SEM images of the hybrid soft pop-up actuators. The image has been colored in post processing to differentiate between the soft (in yellow) and the rigid structure (in blue). Credit: Wyss Institute at Harvard University

Influenced by biology and utilizing the latest in fabrication and materials, scientists from Harvard University’s Wyss Institute for Biologically Inspired Engineering and the Harvard John A. Paulson School of Engineering and Applied Sciences (SEAS) have created new tools for endoscopic surgery. Between soft robotics and pop-up fabrication, the new tool provides the flexibility and strength of a traditional endoscope with a new dexterity and gentler touch.

Multi-articulated soft pop-up robotic arm. The concept of the system (left): An endoscope navigating in the GI tract and detail of the arm mounted at the tip of the endoscope. Soft pop-up arm (right) performing tissue counter-traction during an ex-vivo test on a porcine stomach. Credit: Harvard University

A conventional endoscope is narrow and flexible enough to navigate the soft passages of a body and are equipped with hard tools for aiding in surgery. However, the rigidity required to perform surgery or manipulate tissues often makes it difficult for the tool to be as sensitive or dexterous as a surgeon may require. Yet an entirely soft tool would be too soft to get the job done.

Harvard researchers solved the problem by emulating the human body itself. The new tool has a stiff interior structure surrounded by soft materials, the way the human arm is bone surrounded by flesh and muscle. At the tip, the surgical tool lays flat until required when a chemical reaction, activated by water, releases binds allowing it to form its full 3-D shape. This 2-D to 3-D transformation is possible due to previous work developing pop-up manufacturing by Dr. Robert Wood a faculty member at the Wyss Institute and professor with SEAS.
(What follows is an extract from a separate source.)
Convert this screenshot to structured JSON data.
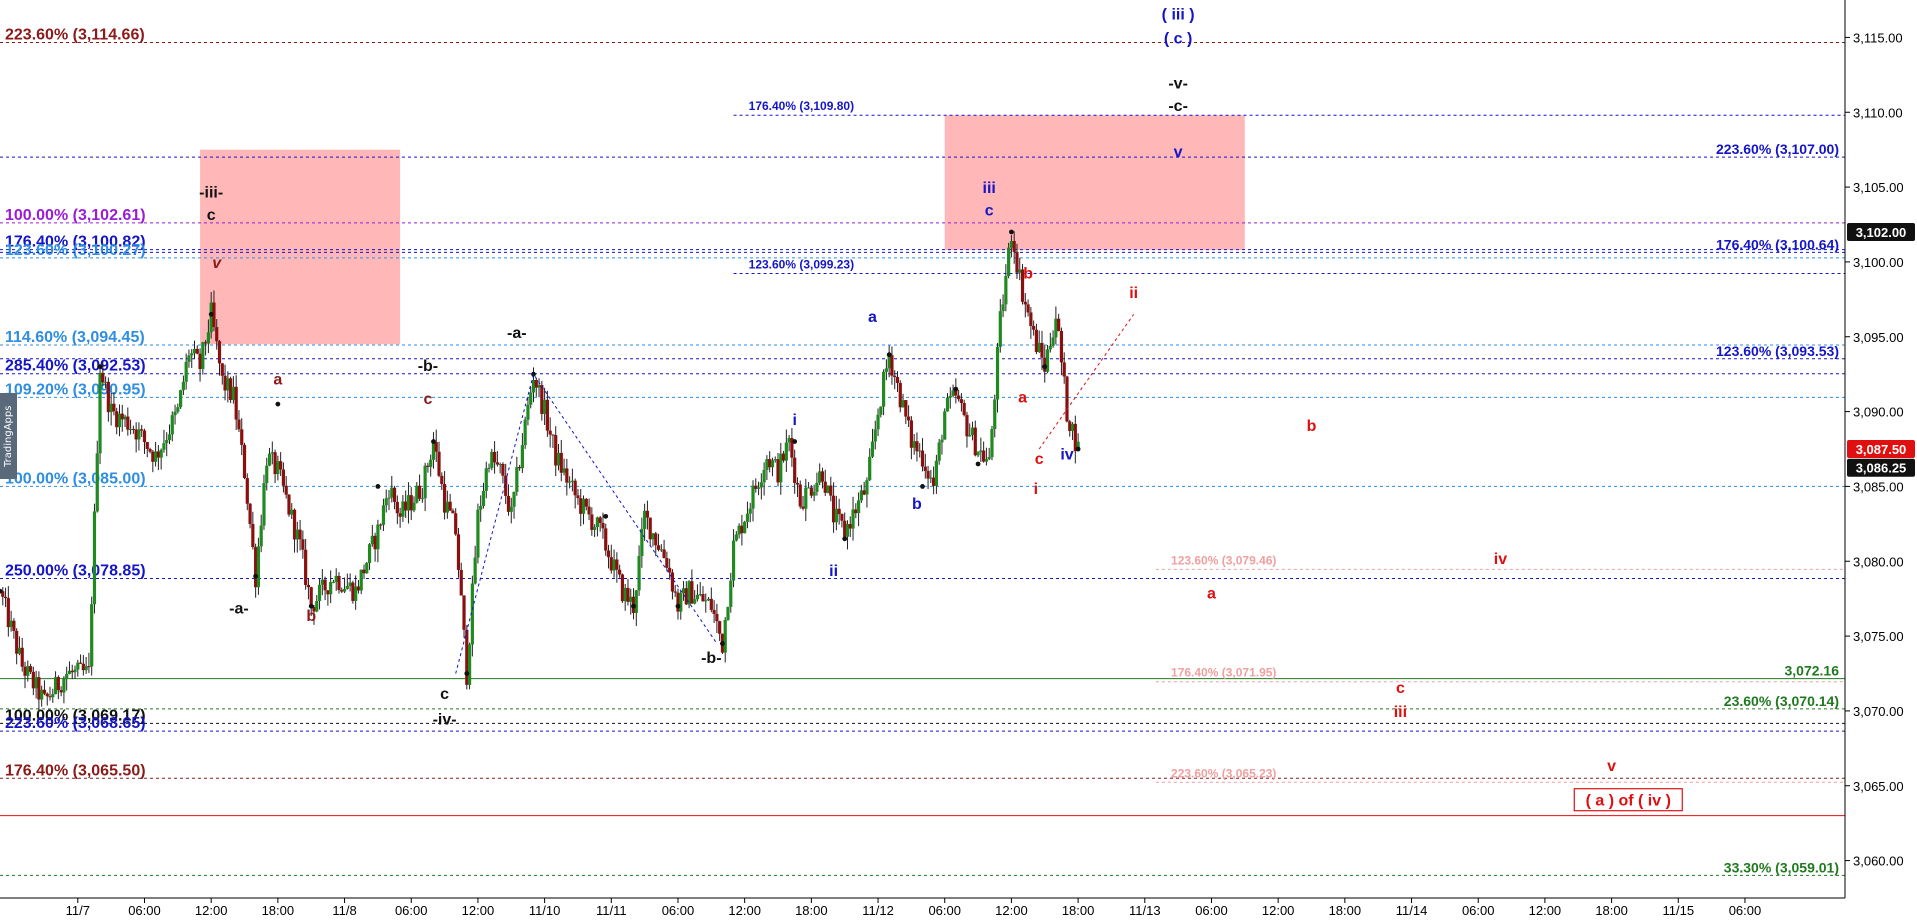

Additionally, the improved endoscope has a built-in sensing capability to give the surgeon a better idea of the tool’s movement, with room to add expanded instrumentation or flexibility if needed. It is made from biocompatible materials and can be manufactured in bulk, both key for making the tools widely available.

Their research, made available in Advanced Materials Technologies, also shows how the tool can be made at a width as low as 1 millimeter, making it possible for endoscopic surgeries in the brain or lungs. Researchers will continue their development on the device with future testing in living tissues.